Vassili Serebriakov, Wells Fargo Bank
The euro just managed to carve out a new 14-month high against the dollar [in overseas trading Oct. 26], but struggled to extend the gains. The greenback has been resilient elsewhere. The early pressure on the dollar today was probably a combination of more upbeat global sentiment after a stronger-than-expected GDP report in South Korea and an article in a Chinese financial newspaper arguing that China should increase the share of the euro and the yen in its foreign exchange reserves. However, the reserve diversification theme is not new and is failing to make a major impact, while we believe that the close link between market risk appetites and the dollar is also becoming much less of a sure bet.
The key economic report this week is the U.S. Q3 GDP, and as last week's U.K. GDP report suggested, the ability to register an "official" end of the recession can have an important psychological impact on a currency. Our economists are on the firm side of market expectations with a 3.7% q/q (annualized) forecast, which should in our view lend support to the greenback.
Marc Chandler, Brown Brothers Harriman
Chinese policymakers do not appear ready to bow to what appears to be renewed international pressure to allow the yuan to appreciate. Previously, discussion of global imbalances was a thinly veiled reference to the U.S. current account deficit. It is increasingly being used as a reference for the need of the yuan to appreciate. At the end of 1993, the dollar was near 5.824 yuan. Today it is at 6.827 yuan. By re-pegging the yuan to the dollar, there has been a substantial decline in the yuan. Since Apr. 1, the yuan has fallen almost 13.5% against the euro (the destination of more of its exports than the U.S.), 7% against the yen, 33% against Brazil, and 17% against the Korean won.
Our contacts in China have been reporting since the summer that officials have become more concerned about inflation signs, but with exports falling and the year-over-year rate of inflation still negative in China (-0.8% year over year), we felt they could not act on it. We still suspect that China is unlikely to act to tighten monetary policy through hiking the one-year rates, which remain at a five-year low of 5.31%.
Jan Hatzius, Goldman Sachs
Over the last year, policymakers have boosted the housing market by reducing foreclosures, slowing the pace of distressed sales, and stimulating demand for owner-occupied housing. The effects of these policies are evident in a swelling foreclosure pipeline, a surge in first-time home purchases, and abnormally low mortgage rates. We estimate these policies have reduced foreclosure supply by 450,000 and increased demand by 200,000. Taken together, these moves might have added 5% to home prices nationally. If this estimate is correct, it suggests most of the increase in home prices since the spring—which has totaled between 2% and 4% in seasonally adjusted terms—has been due to temporary factors.

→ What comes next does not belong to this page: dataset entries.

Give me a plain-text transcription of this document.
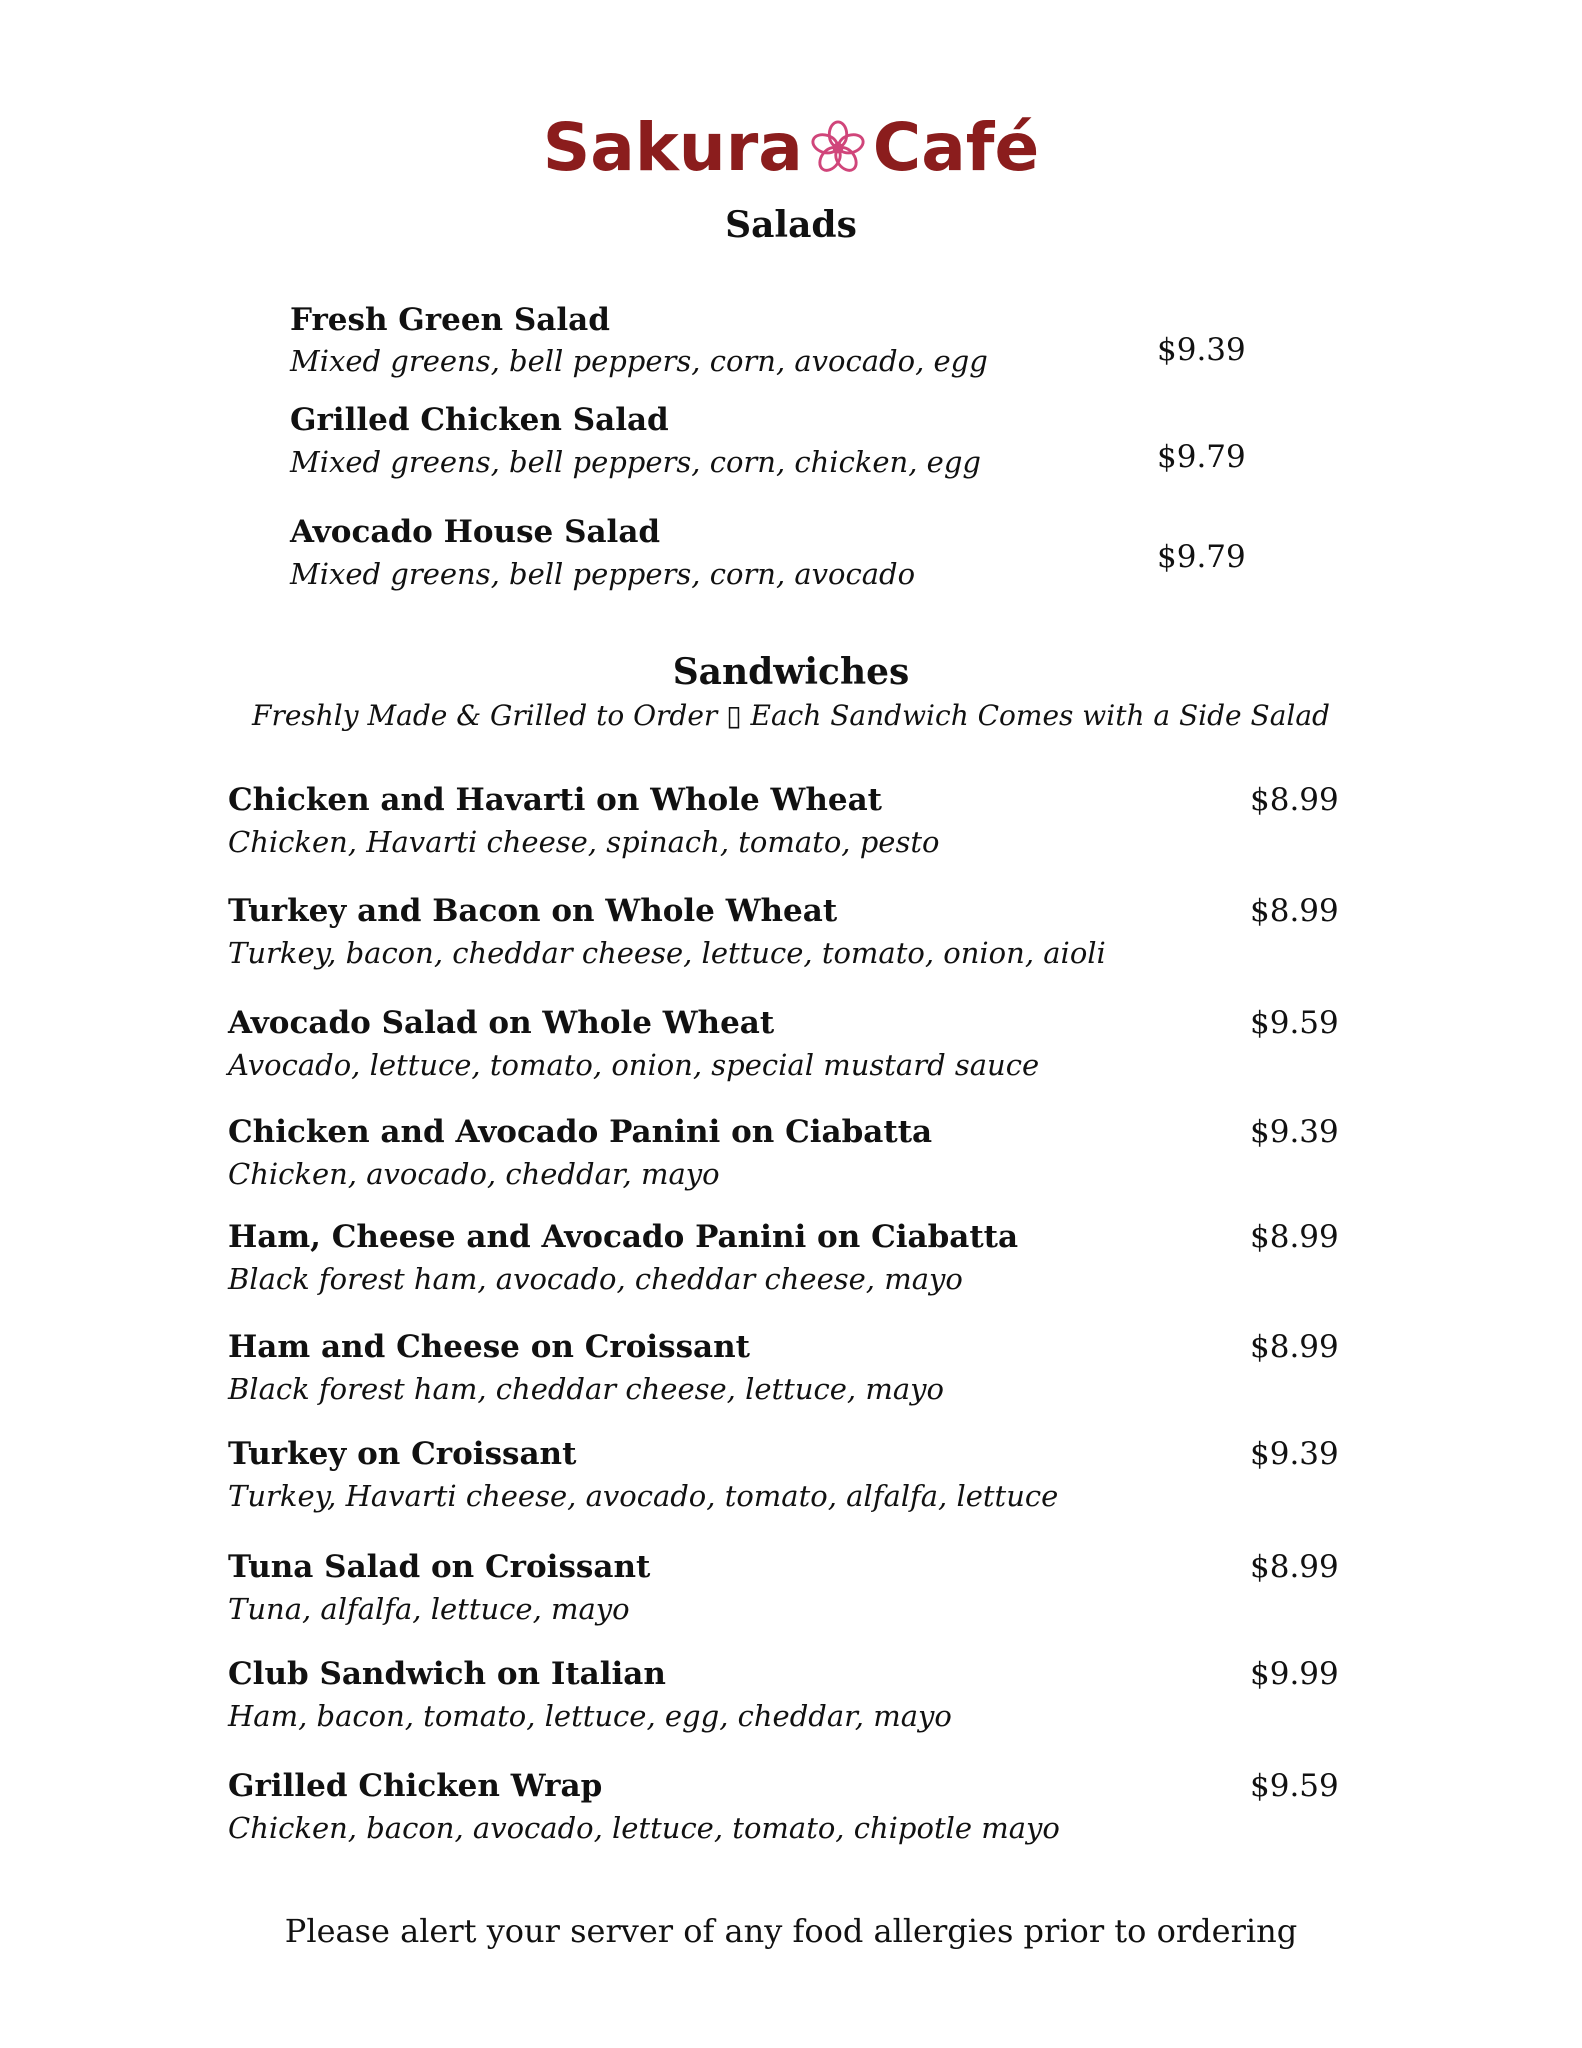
Sakura Café
Salads
Fresh Green Salad
Mixed greens, bell peppers, corn, avocado, egg	$9.39
Grilled Chicken Salad
Mixed greens, bell peppers, corn, chicken, egg	$9.79
Avocado House Salad
Mixed greens, bell peppers, corn, avocado	$9.79
Sandwiches
Freshly Made & Grilled to Order ▯ Each Sandwich Comes with a Side Salad
Chicken and Havarti on Whole Wheat
Chicken, Havarti cheese, spinach, tomato, pesto
$8.99
Turkey and Bacon on Whole Wheat
Turkey, bacon, cheddar cheese, lettuce, tomato, onion, aioli
$8.99
Avocado Salad on Whole Wheat
Avocado, lettuce, tomato, onion, special mustard sauce
$9.59
Chicken and Avocado Panini on Ciabatta
Chicken, avocado, cheddar, mayo
$9.39
Ham, Cheese and Avocado Panini on Ciabatta
Black forest ham, avocado, cheddar cheese, mayo
$8.99
Ham and Cheese on Croissant
Black forest ham, cheddar cheese, lettuce, mayo
$8.99
Turkey on Croissant
Turkey, Havarti cheese, avocado, tomato, alfalfa, lettuce
$9.39
Tuna Salad on Croissant
Tuna, alfalfa, lettuce, mayo
$8.99
Club Sandwich on Italian
Ham, bacon, tomato, lettuce, egg, cheddar, mayo
$9.99
Grilled Chicken Wrap
Chicken, bacon, avocado, lettuce, tomato, chipotle mayo
$9.59
Please alert your server of any food allergies prior to ordering
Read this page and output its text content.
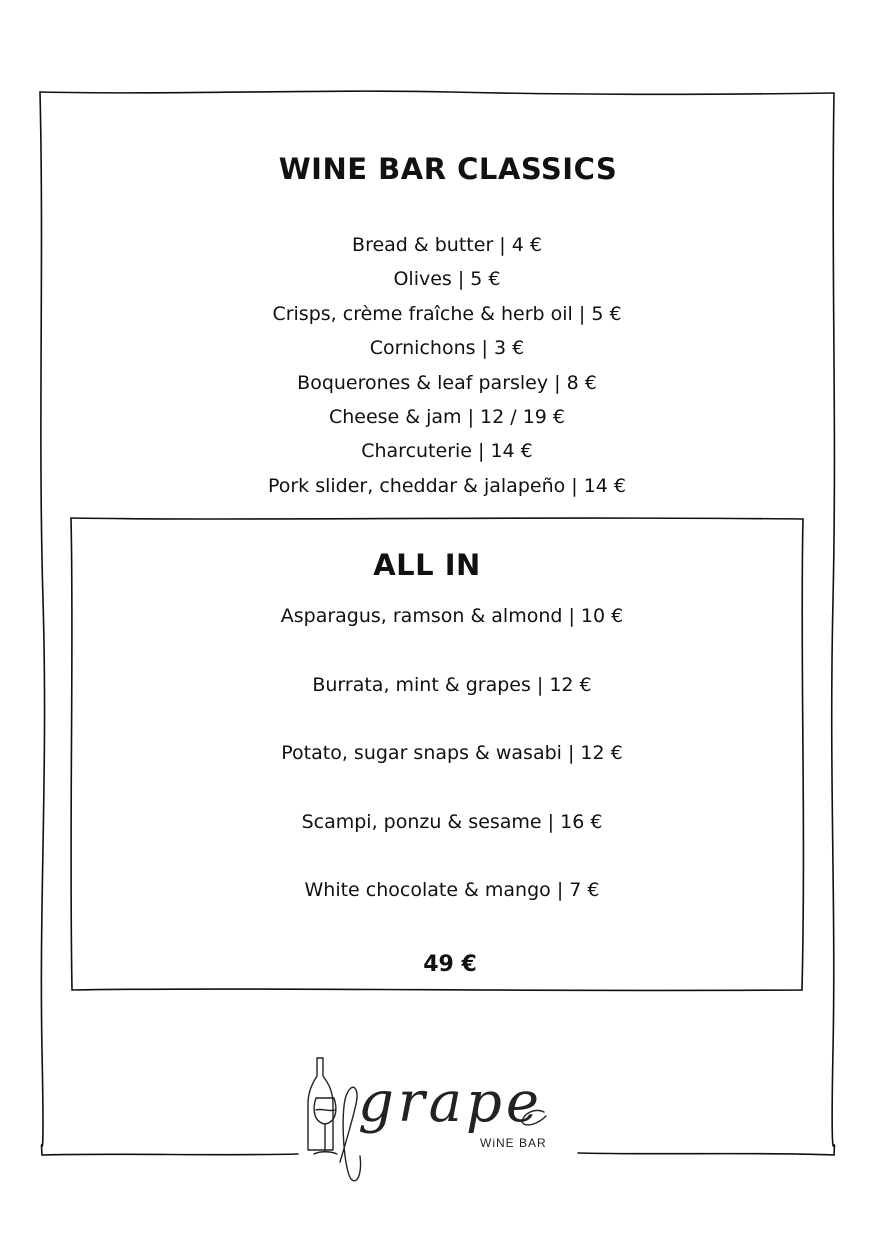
WINE BAR CLASSICS
Bread & butter | 4 €
Olives | 5 €
Crisps, crème fraîche & herb oil | 5 €
Cornichons | 3 €
Boquerones & leaf parsley | 8 €
Cheese & jam | 12 / 19 €
Charcuterie | 14 €
Pork slider, cheddar & jalapeño | 14 €
ALL IN
Asparagus, ramson & almond | 10 €
Burrata, mint & grapes | 12 €
Potato, sugar snaps & wasabi | 12 €
Scampi, ponzu & sesame | 16 €
White chocolate & mango | 7 €
49 €
grape
WiNE BAR
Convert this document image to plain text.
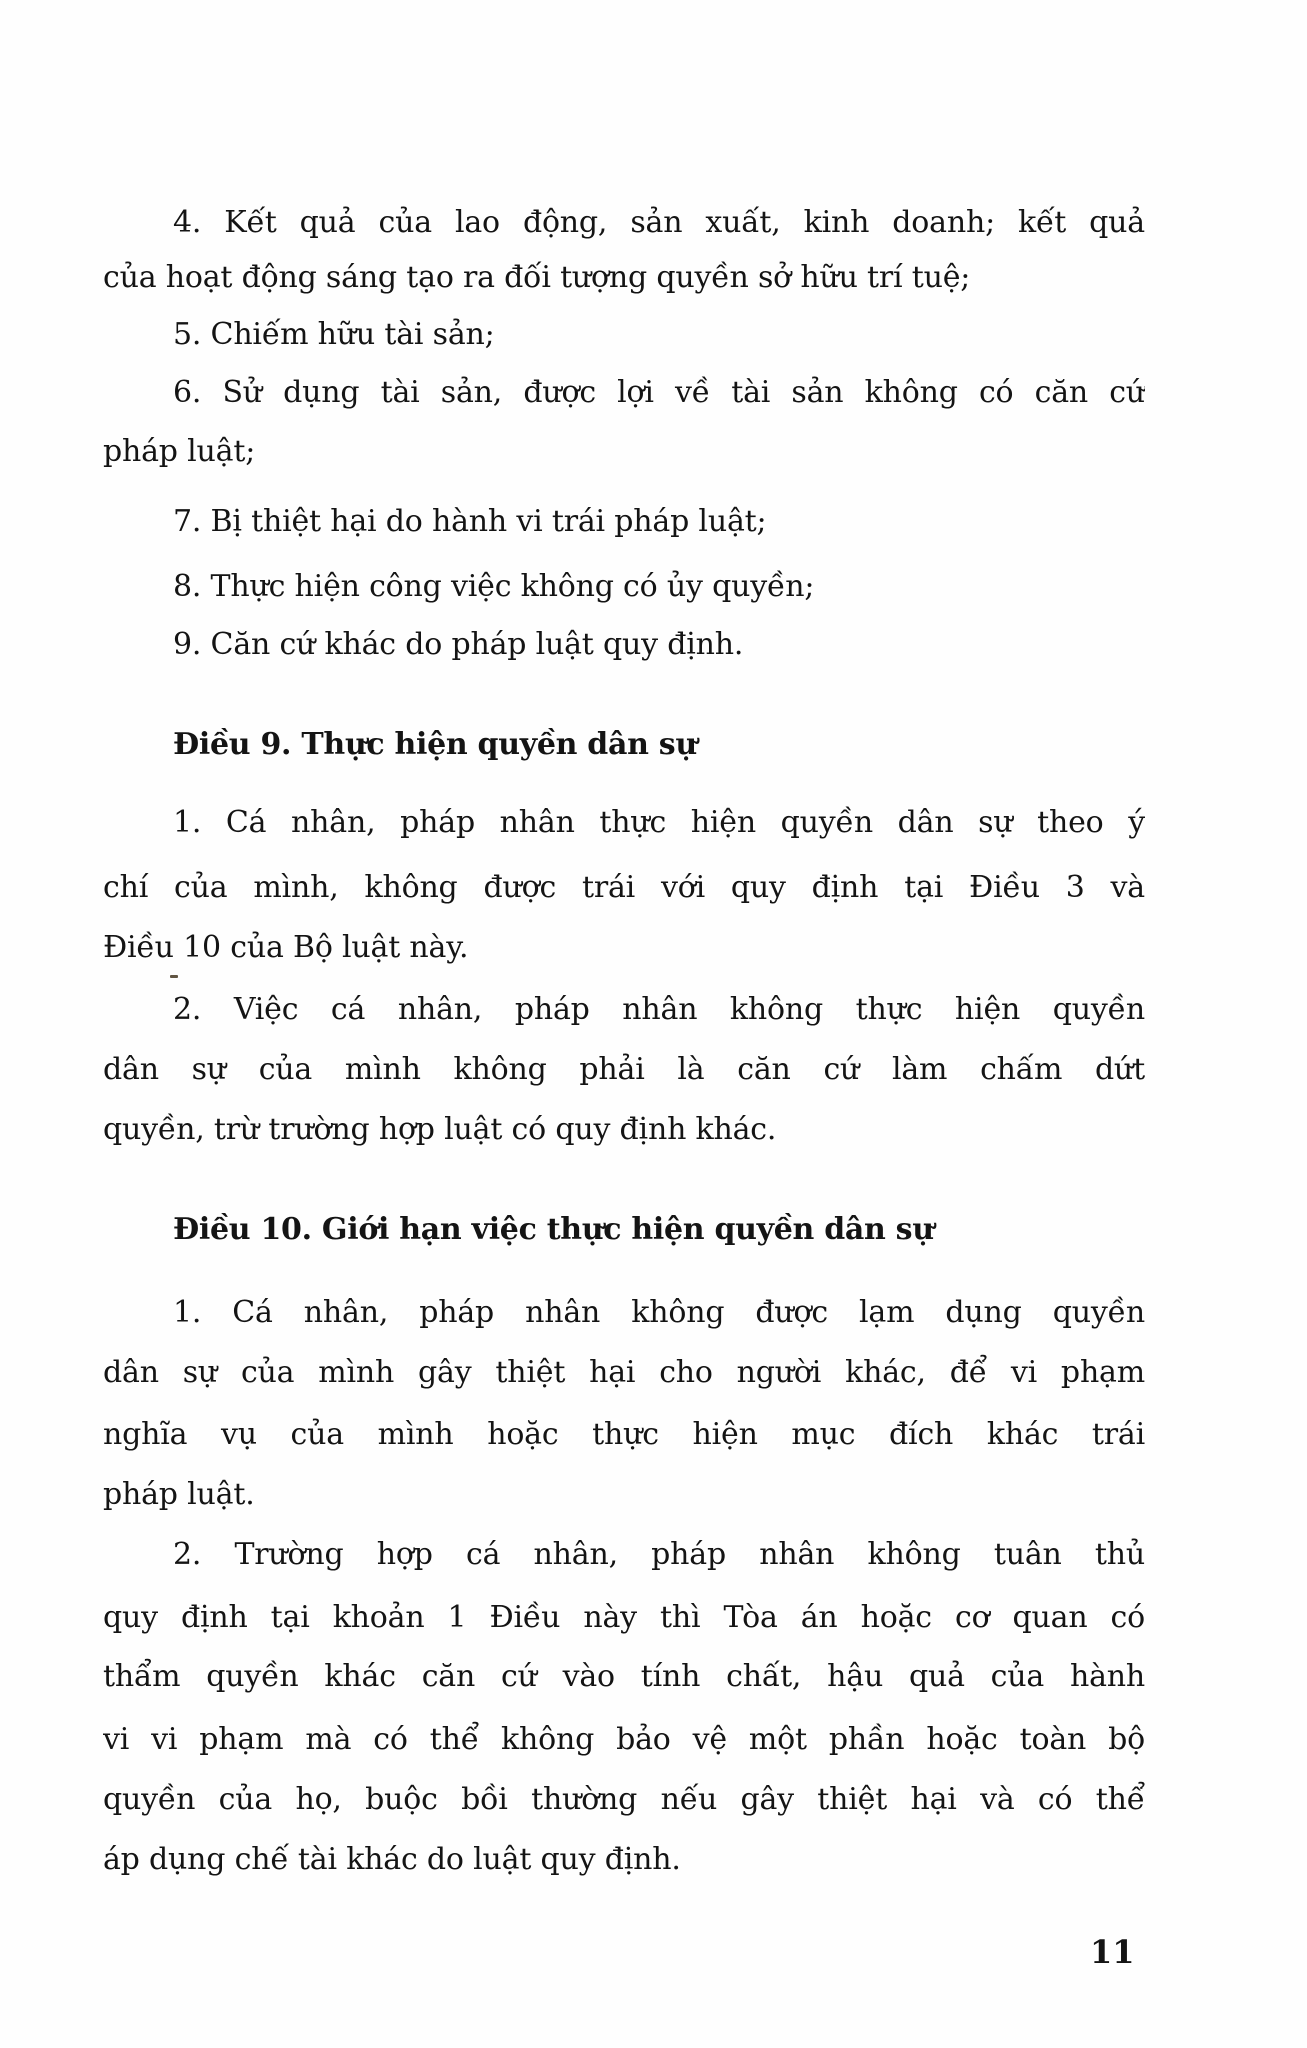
4. Kết quả của lao động, sản xuất, kinh doanh; kết quả
của hoạt động sáng tạo ra đối tượng quyền sở hữu trí tuệ;
5. Chiếm hữu tài sản;
6. Sử dụng tài sản, được lợi về tài sản không có căn cứ
pháp luật;
7. Bị thiệt hại do hành vi trái pháp luật;
8. Thực hiện công việc không có ủy quyền;
9. Căn cứ khác do pháp luật quy định.
Điều 9. Thực hiện quyền dân sự
1. Cá nhân, pháp nhân thực hiện quyền dân sự theo ý
chí của mình, không được trái với quy định tại Điều 3 và
Điều 10 của Bộ luật này.
2. Việc cá nhân, pháp nhân không thực hiện quyền
dân sự của mình không phải là căn cứ làm chấm dứt
quyền, trừ trường hợp luật có quy định khác.
Điều 10. Giới hạn việc thực hiện quyền dân sự
1. Cá nhân, pháp nhân không được lạm dụng quyền
dân sự của mình gây thiệt hại cho người khác, để vi phạm
nghĩa vụ của mình hoặc thực hiện mục đích khác trái
pháp luật.
2. Trường hợp cá nhân, pháp nhân không tuân thủ
quy định tại khoản 1 Điều này thì Tòa án hoặc cơ quan có
thẩm quyền khác căn cứ vào tính chất, hậu quả của hành
vi vi phạm mà có thể không bảo vệ một phần hoặc toàn bộ
quyền của họ, buộc bồi thường nếu gây thiệt hại và có thể
áp dụng chế tài khác do luật quy định.
11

In 2010, we expect some of these supports to fade. Fed and Treasury purchases of mortgage-backed securities will taper off, and the pause in foreclosures created by federal mortgage modification programs may end. The federal tax credit for first-time home buyers appears likely to be extended for at least a few months, but probably no longer than through the first half of 2010.
Our conclusion is that despite the better recent data—including stronger-than-expected report on existing home sales in September—the risk of renewed home price declines remains significant, and our working assumption is a further 5%-10% decline by mid-2010. However, the cloudy policy outlook adds to our already considerable uncertainty of where house prices will ultimately bottom.
Tobias Levkovich, Citigroup
With the S&P 500 up roughly 60% since March 2009, the index has put itself in the running for the fourth best one-year gain following a bear market trough since 1929 and all the other periods were in the 1930s. Yet the current "Great Recession" is quite different than the Great Depression on various measures including the lack of an 86% market drop. Accordingly, a continuous surge in EPS will be needed to sustain the rally effort, especially as the top line is still not beating forecasts in any meaningful way.
Many market observers consider the current environment to be dramatically different from more recent economic downturns, even in the face of the 1973-74 severe correction and the back-to-back recessions of 1979-80 and 1981-82, which were deeply painful, not to mention a savings and loan financial crisis in the late 1980s, given unbridled growth in poor real estate loans. Hence, some skepticism is appropriate when people only highlight the differences but overlook similarities. Some investors contend that the market's rebound relative to average bounces off recession lows is meaningless given the pullback from the abyss of financial Armageddon.
While corporate margins are being sustained by cost-cutting for now, the bottom-up consensus estimates calling for 27% EPS growth in 2010 requires a sharp bounce in operating profits that seems unsustainable without a broader-based sales pickup. A production recovery to stop inventory de-stocking and eventually to restock shelves should help, but sustainability remains crucial.